SNU Research Team Led by Professor Byung-Gon Chun Develops the “Parallax,” a Deep Learning Distributed Training System
작성자
관리자
등록일
2019.01.29
조회수
998
SNU Research Team Led by Professor Byung-Gon Chun Develops the “Parallax,” a Deep Learning Distributed Training System
▲ SNU Department of Computer Science and Engineering Professor Byung-Gon Chun’s Team: (From Bottom Left) Soojeong Kim (Ph.D.), Professor Chun, Gyeong-In Yu (Ph.D.), Joo Seong Jeong (Ph.D.), Hojin Park (Ph.D.), Hyeonmin Ha (Ph.D.), Eunji Jeong (Ph.D.), Sanha Lee (M.S.), Sungwoo Cho (M.S.)
SNU College of Engineering reported on 3rd that the research team led by Professor Byung-Gon Chun of the Department of Computer Science and Engineering has developed a deep learning distributed training system called the “Parallax.”
Deep learning technology is applied in various fields including image processing, speaker recognition, automatic driving, etc. Recently, researches on distributed training using GPU have been conducted actively to reduce the training time of deep learning model.
Majority of researches so far have leaned heavily towards image processing models that use dense tensor rather than sparse tensor. Unlike image processing models, there is a sparsity of variable used for natural language processing models. However, conventional distributed training systems lack to utilize this sparsity; thus, the distributed training performance of models with sparse variable lag behind models with dense variable.
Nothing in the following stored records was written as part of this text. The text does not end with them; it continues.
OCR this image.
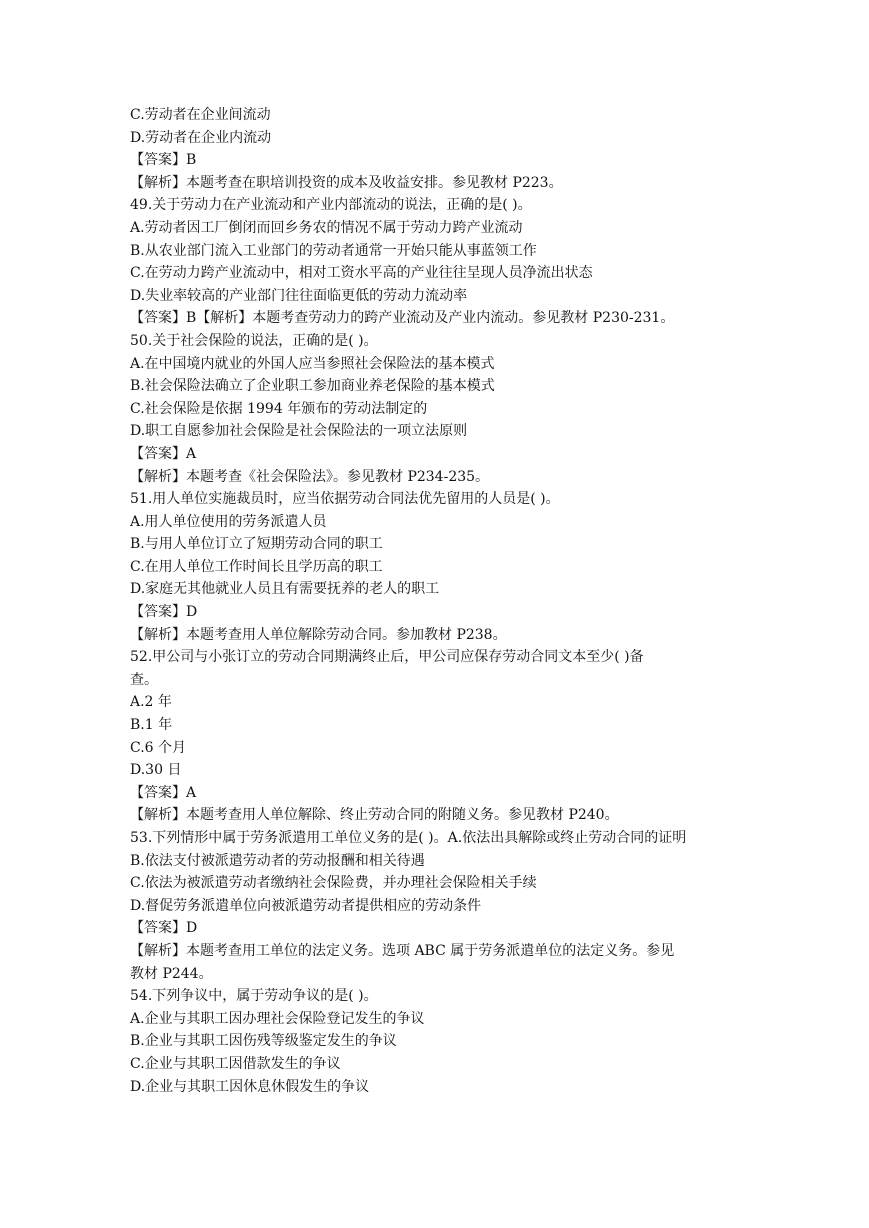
C.劳动者在企业间流动
D.劳动者在企业内流动
【答案】B
【解析】本题考查在职培训投资的成本及收益安排。参见教材 P223。
49.关于劳动力在产业流动和产业内部流动的说法，正确的是( )。
A.劳动者因工厂倒闭而回乡务农的情况不属于劳动力跨产业流动
B.从农业部门流入工业部门的劳动者通常一开始只能从事蓝领工作
C.在劳动力跨产业流动中，相对工资水平高的产业往往呈现人员净流出状态
D.失业率较高的产业部门往往面临更低的劳动力流动率
【答案】B【解析】本题考查劳动力的跨产业流动及产业内流动。参见教材 P230-231。
50.关于社会保险的说法，正确的是( )。
A.在中国境内就业的外国人应当参照社会保险法的基本模式
B.社会保险法确立了企业职工参加商业养老保险的基本模式
C.社会保险是依据 1994 年颁布的劳动法制定的
D.职工自愿参加社会保险是社会保险法的一项立法原则
【答案】A
【解析】本题考查《社会保险法》。参见教材 P234-235。
51.用人单位实施裁员时，应当依据劳动合同法优先留用的人员是( )。
A.用人单位使用的劳务派遣人员
B.与用人单位订立了短期劳动合同的职工
C.在用人单位工作时间长且学历高的职工
D.家庭无其他就业人员且有需要抚养的老人的职工
【答案】D
【解析】本题考查用人单位解除劳动合同。参加教材 P238。
52.甲公司与小张订立的劳动合同期满终止后，甲公司应保存劳动合同文本至少( )备
查。
A.2 年
B.1 年
C.6 个月
D.30 日
【答案】A
【解析】本题考查用人单位解除、终止劳动合同的附随义务。参见教材 P240。
53.下列情形中属于劳务派遣用工单位义务的是( )。A.依法出具解除或终止劳动合同的证明
B.依法支付被派遣劳动者的劳动报酬和相关待遇
C.依法为被派遣劳动者缴纳社会保险费，并办理社会保险相关手续
D.督促劳务派遣单位向被派遣劳动者提供相应的劳动条件
【答案】D
【解析】本题考查用工单位的法定义务。选项 ABC 属于劳务派遣单位的法定义务。参见
教材 P244。
54.下列争议中，属于劳动争议的是( )。
A.企业与其职工因办理社会保险登记发生的争议
B.企业与其职工因伤残等级鉴定发生的争议
C.企业与其职工因借款发生的争议
D.企业与其职工因休息休假发生的争议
Hence, the team suggested its “Parallax,” which is a distributed training system that takes the sparsity of variables into consideration. The Parallax utilizes a hybrid distributed training architecture that summons different training architecture methods based on whether the variable is dense or sparse.
This system uses “partitioning” to effectively process large sparse variable: Data is processed by each machines to be reduced in size. Then, it is transferred to another machine to minimize traffic between machines. As a result, while maintaining the performance of image processing model, the performance of natural language processing model was enhanced six times compared to conventional systems. In addition, the team greatly increased the system’s usability by converting models developed by a single GPU to be compatible for learning in multiple GPU.
The research findings will be presented at the EuroSys (European Conference on Computer Systems), one or the largest conference on the field, hosted at Dresden, Germany in March.
[Reference]
Research article before official publishment: https://arxiv.org/abs/1808.02621 (Final work is to be opened to public in March of 2019.)
An application of Parallax’s hybrid distributed training architecture: When a model is under distributed training, a distributed architecture using AllReduce is used for dense variable and a variable server architecture is used for sparse variable.